As the screen went black on last night’s episode of The Flash, most fans probably started checking to make sure this wasn’t actually the season finale. It was that big, and it blew the mythology wide open.
Massive spoilers ahead for The CW’s Flash!
First up, we finally get confirmation that Dr. Harrison Wells really is the comic version of the Reverse-Flash: future scientist Eobard Thawne, who has traveled back in time to duke it out with the Flash. We also get the tear-jerking death of Cisco (Carlos Valdes) at the hand (literally) of Wells, and the long-awaited love connection/Flash reveal between Iris and Barry.
… and then it all disappeared, as Barry ran so fast he tapped into his Speed Force powers and traveled back in time several hours to the beginning of all the craziness. Executive producer Andrew Kreisberg told Collider they’ll now be exploring different types of time travel and digging into the consequences of having Eobard Thawne hiding out in our time incognito:
“Like Wells has said in a previous episode, there are different versions of time travel. There’s the fixed loop, and then there’s the version where time is more plastic and mutable. One of the fun things is discovering what’s a fixed point in time, what can’t be changed and what things always have to happen, and then what things are changeable and are mutable. It’s a mixture of both. Obviously, none of us knows how time travel really works, but we’ve come up with our rules and we try to stick by them. Not to pat ourselves on the back, but a lot of what we’re doing now is stuff we set up in the pilot. You can go back and watch the pilot and go, “Oh, I get it! That’s why that stream of things is happening!…
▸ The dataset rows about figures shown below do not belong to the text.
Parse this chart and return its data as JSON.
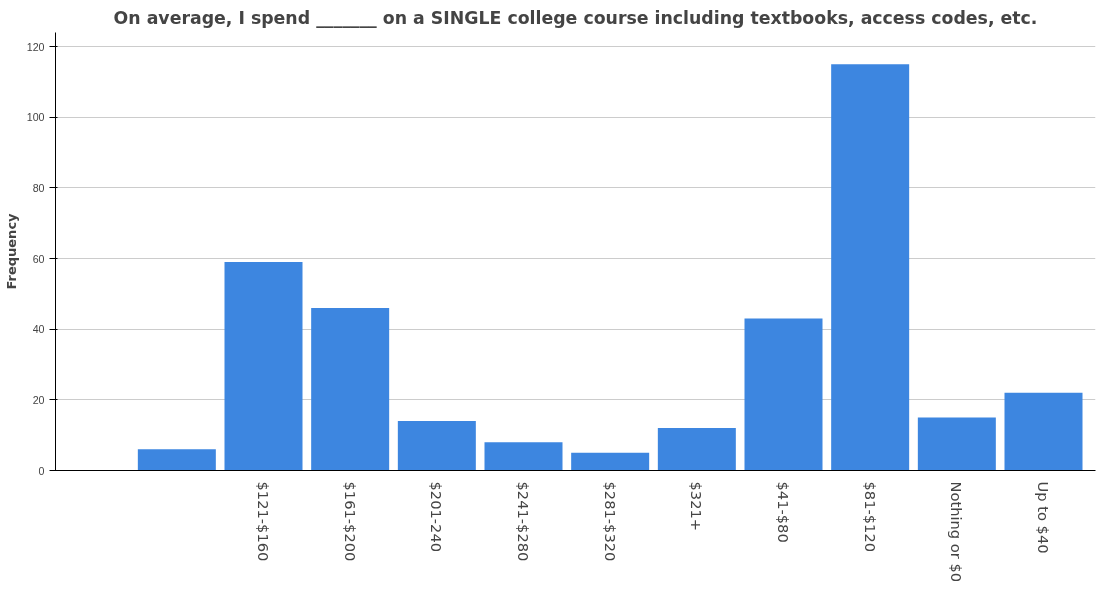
{
  "chart_data": {
    "type": "bar",
    "title": "On average, I spend _______ on a SINGLE college course including textbooks, access codes, etc.",
    "ylabel": "Frequency",
    "categories": [
      null,
      "$121-$160",
      "$161-$200",
      "$201-240",
      "$241-$280",
      "$281-$320",
      "$321+",
      "$41-$80",
      "$81-$120",
      "Nothing or $0",
      "Up to $40"
    ],
    "values": [
      6,
      59,
      46,
      14,
      8,
      5,
      12,
      43,
      115,
      15,
      22
    ],
    "color": "#3d86e0",
    "ylim": [
      0,
      124
    ],
    "yticks": [
      0,
      20,
      40,
      60,
      80,
      100,
      120
    ],
    "grid": "y"
  }
}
You can take [Wells/Thawne] at his word that there obviously is a family connection between the two of them. There are some great scenes coming up, between Tom and Rick [Cosnett], that starts to become a storyline. It’s cool stuff. We’re not trying to purposely trick the comic book fans. Being one myself, you can get upset when it’s not quite the way it was in the book. But, the show has to live on its own and it has to be for everybody. It can’t just be an adaptation of comic books that people have already read and know so well. Obviously, we’ve thought of this, from the very beginning, and it’s been leading up to this.”
The Reverse-Flash himself, Tom Cavanagh, also had a lot to say about his character now that his real identity (and motivations) are finally out in the open. According to Cavanagh, the decision to introduce the character as Harrison Wells allowed viewers to see him in a different light than the straight-up villain role most fans would’ve expected from the Flash’s archnemesis:
“He’s just a guy trying to get home. I think you can all appreciate that, emotionally. There are many ways to play a guy that is, from the starting point, already that rich and already has this many layers. The decision, by Andrew and the gang, to evolve how we see him and when we’re going to see him and where we’re going to find out more information about the different sides of his character, are always fun to play. For me, personally, playing the character, the starting point has always been that he’s a guy trying to get home. The starting point has always been Eobard Thawne, and then Harrison Wells is layered upon it. What’s good about it is that it’s not exactly duplicitous. There’s an element of that, but he doesn’t lie. He doesn’t lie to them.
He almost never lies. He’s telling the truth. He’s furthering his agenda, but he’s also furthering Barry’s agenda, and those two agendas are simpatico. As he’s working with them, he is appreciative. All that stuff that you see is not a mustache-twirling, villainous starting point. It’s actually genuine. We’re trying to accomplish something, and for the first season, we’re accomplishing it together. As we see in this episode, that makes it a little more heartbreaking when the next phase of the plan starts to happen. I think that’s just good writing. If he was just a dick the whole time, when he kills Cisco, you’d just hate him. But now that we’ve established that they are a group and a team, to watch that fracture, I find it all the more compelling.”
But just because all hell broke loose this week, don’t expect events to follow the exact same track now that the day has been reset. Kreisberg promises that Barry’s memories of the original timeline will lead to some drastic changes in how everything plays out this time around (Cisco lives?!). Basically, it was a way to drop some monster reveals for fans, then do a soft reset to add all that subtext to the proceedings.
What did you think of last night’s Flash? Did you see the Reverse-Flash reveal coming?